Prime Minister Mateusz Morawiecki of Poland has come out to accuse Putin of deliberately lying to cover up the many Russian failures, including the recent doping scandals that rocked the athletics world.
On the other side of the coin, Poland stands accused of allegedly talking down the role that Polish people played in assisting the Nazis in killing Jewish people.
The Russians have come out to claim that Poland should shoulder the blame for starting the war, even though the country was invaded by the Nazis in 1939.
This claim has been scoffed at by Western historians as a disingenuous gambit by the Russians to glorify the Great Patriotic War, as WWII is known in Russia, as well as the regime under Stalin that was responsible for the deaths of many thousands of Russians and people from Eastern Europe who suffered under communist rule for decades.
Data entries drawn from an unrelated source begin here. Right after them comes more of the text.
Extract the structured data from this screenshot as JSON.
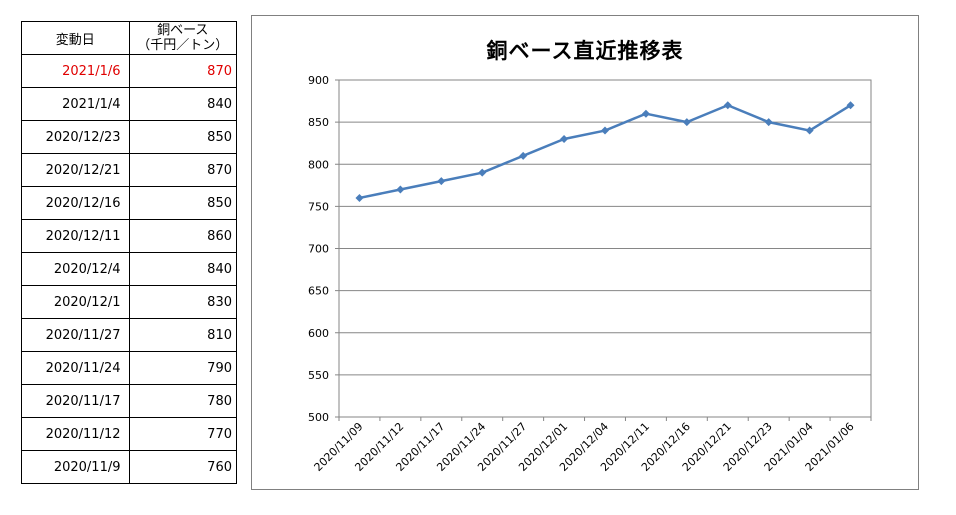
{
  "table": {
    "header_date": "変動日",
    "header_price_line1": "銅ベース",
    "header_price_line2": "（千円／トン）",
    "rows": [
      {
        "date": "2021/1/6",
        "value": "870",
        "highlight": true
      },
      {
        "date": "2021/1/4",
        "value": "840",
        "highlight": false
      },
      {
        "date": "2020/12/23",
        "value": "850",
        "highlight": false
      },
      {
        "date": "2020/12/21",
        "value": "870",
        "highlight": false
      },
      {
        "date": "2020/12/16",
        "value": "850",
        "highlight": false
      },
      {
        "date": "2020/12/11",
        "value": "860",
        "highlight": false
      },
      {
        "date": "2020/12/4",
        "value": "840",
        "highlight": false
      },
      {
        "date": "2020/12/1",
        "value": "830",
        "highlight": false
      },
      {
        "date": "2020/11/27",
        "value": "810",
        "highlight": false
      },
      {
        "date": "2020/11/24",
        "value": "790",
        "highlight": false
      },
      {
        "date": "2020/11/17",
        "value": "780",
        "highlight": false
      },
      {
        "date": "2020/11/12",
        "value": "770",
        "highlight": false
      },
      {
        "date": "2020/11/9",
        "value": "760",
        "highlight": false
      }
    ],
    "highlight_color": "#e00000"
  },
  "chart_data": {
    "type": "line",
    "title": "銅ベース直近推移表",
    "xlabel": "",
    "ylabel": "",
    "categories": [
      "2020/11/09",
      "2020/11/12",
      "2020/11/17",
      "2020/11/24",
      "2020/11/27",
      "2020/12/01",
      "2020/12/04",
      "2020/12/11",
      "2020/12/16",
      "2020/12/21",
      "2020/12/23",
      "2021/01/04",
      "2021/01/06"
    ],
    "series": [
      {
        "values": [
          760,
          770,
          780,
          790,
          810,
          830,
          840,
          860,
          850,
          870,
          850,
          840,
          870
        ],
        "color": "#4a7ebb"
      }
    ],
    "ylim": [
      500,
      900
    ],
    "yticks": [
      500,
      550,
      600,
      650,
      700,
      750,
      800,
      850,
      900
    ],
    "grid": true,
    "marker": "diamond",
    "legend": "none"
  }
}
To counteract this, the Polish government has come out to defend Poland’s record during WWII in trying to save the Jews. They have also emphasized the economic and cultural damage done by the Russians while Poland was under Russian control since the end of the war.
Many world leaders were to have gathered in Jerusalem to attend the World Holocaust Forum, that Israel hoped would focus attention on the slaughter of the European Jews and to highlight the hazards of the anti-Semitism prevalent today.
Instead of the united front that Israel hoped for, the Polish President Andrzej Duda will not attend, nor will the Lithuanian President Gitanas Nauseda.
Duda was offended that he was not invited to speak. The Israeli’s claim the only reason for this was that they were not one of the countries that liberated the Jewish prisoners.
That is not to say that Israel does not recognize the part played by Poland in the war. The German president was invited to speak as he would take responsibility for the perpetrators.
But, like many things in politics, the actual reason may be a little murky. It seems there are three immediate reasons for Putin being invited to speak.
The first is that the organizer of the Israeli event is Moshe Kantor, a billionaire that is close to Putin. Secondly, the Israelis would like Russia to release a young Israeli woman who is imprisoned on drug charges. Lastly, there is the war in Syria and Israel’s concern over Iranian forces involved there.
Relations between Poland and Israel are not strained. However, there is still a concern in Israel over a Polish law that criminalizes blaming the Polish people for the Holocaust.
This was part of an attempt by the Polish government to downplay the role of the Polish people in the genocide and to emphasize what the Polish people did to rescue the Jews.
Historians and survivors of the Holocaust from all over the world are concerned about how history is being twisted to suit modern political aims.
It can only be hoped that world leaders rise above these petty irritations and recognize the importance of this 75th Anniversary ceremony.